Ning Hao’s ‘Crazy Alien’ Leads $200 Million Day at Chinese Box Office

‘Crazy Alien’ Leads $200 Million Day at Chinese New Year Box Office
Courtesy of Dirty Monkey Films

Crazy Alien,” a comedy caper by hit-making director Ning Hao, led the box office in China on the first day of the Chinese New Year holiday period. By 7 p.m. on Tuesday, the film had earned $55 million in mainland Chinese cinemas.

The top eight movies earned a combined $200 million (RMB1.35 billion) by 7:30 p.m., according to data from China Box Office.

“Crazy Alien,” in which two brothers hope to make a fortune from an alien who lands in their lap, is the third film in Ning’s “Crazy” franchise. It follows 2009 black comedy “Crazy Stone” and 2006 title “Crazy Racer.” Once again it stars Xu Zheng and Huang Bo.

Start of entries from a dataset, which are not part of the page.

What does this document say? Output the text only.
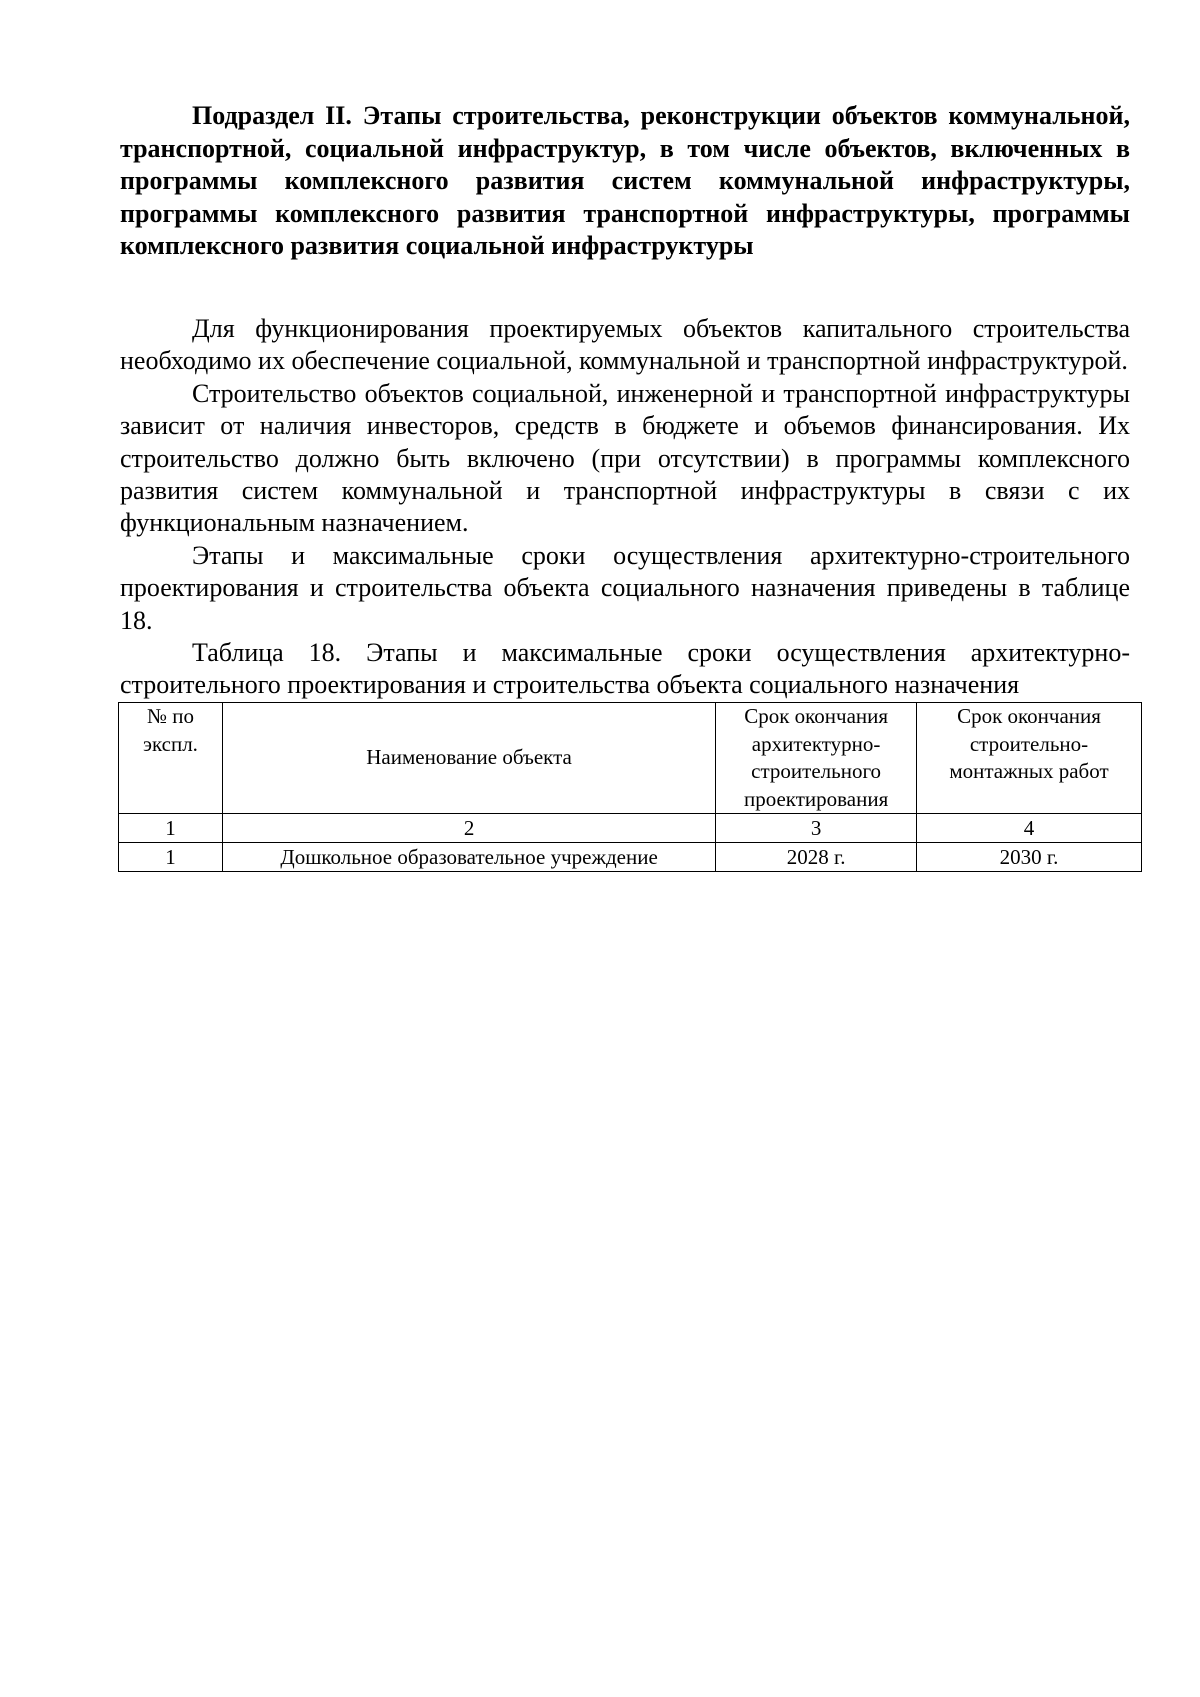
Подраздел II. Этапы строительства, реконструкции объектов коммунальной, транспортной, социальной инфраструктур, в том числе объектов, включенных в программы комплексного развития систем коммунальной инфраструктуры, программы комплексного развития транспортной инфраструктуры, программы комплексного развития социальной инфраструктуры

Для функционирования проектируемых объектов капитального строительства необходимо их обеспечение социальной, коммунальной и транспортной инфраструктурой.

Строительство объектов социальной, инженерной и транспортной инфраструктуры зависит от наличия инвесторов, средств в бюджете и объемов финансирования. Их строительство должно быть включено (при отсутствии) в программы комплексного развития систем коммунальной и транспортной инфраструктуры в связи с их функциональным назначением.

Этапы и максимальные сроки осуществления архитектурно-строительного проектирования и строительства объекта социального назначения приведены в таблице 18.

Таблица 18. Этапы и максимальные сроки осуществления архитектурно-строительного проектирования и строительства объекта социального назначения

№ по экспл.	Наименование объекта	Срок окончания архитектурно-строительного проектирования	Срок окончания строительно-монтажных работ
1	2	3	4
1	Дошкольное образовательное учреждение	2028 г.	2030 г.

The early score, and a 28% market share, is a solid start for the film, which is backed by Huanxi Media, the stock market listed vehicle in which Ning and Xu are major owners. The company announced last year that distributors had provided a minimum guarantee that “Alien” would achieve $415 million (RMB2.8 billion) in China.

“Pegasus,” by celebrity blogger-turned-film director Han Han, was in second place with $42 million (RMB282 million) at 7 p.m., for a 21% market share. “New King of Comedy,” a remake of Stephen Chow’s 1999 title, was third. It had earned $36 million (RMB243 million) for a 19% share of the early evening pie.

“Wandering Earth,” heralded as China’s first genuine sci-fi movie, earned $24.8 million (RMB167 million) in fourth place and a 13% market share. “Boonie Bears: Blast Into the Past,” the sixth film in a Chinese animation franchise, earned $10.9 million on its first official day of release. But with previews, it has already amassed $16.8 million. Its producer, Fantawild has gone on record to forecast a result of more than $100 million.

Jackie Chan-starring family friendly historical adventure, “Knight of Shadows: Between Yin and Yang” was in sixth place on Tuesday with $9.3 million by 7 p.m. It was narrowly ahead of Chinese-British animation “Peppa Pig,” which had raked in $9 million. In eighth place was “Integrity,” stuffed with a cast of Hong Kong veterans, which had earned $7.9 million (RMB53 million).

Cinema attendance could increase on subsequent days, following family get-togethers on the first day of celebrations. The Chinese New Year (also known as Lunar New Year and Spring Festival) holidays run through the whole of the week in mainland China.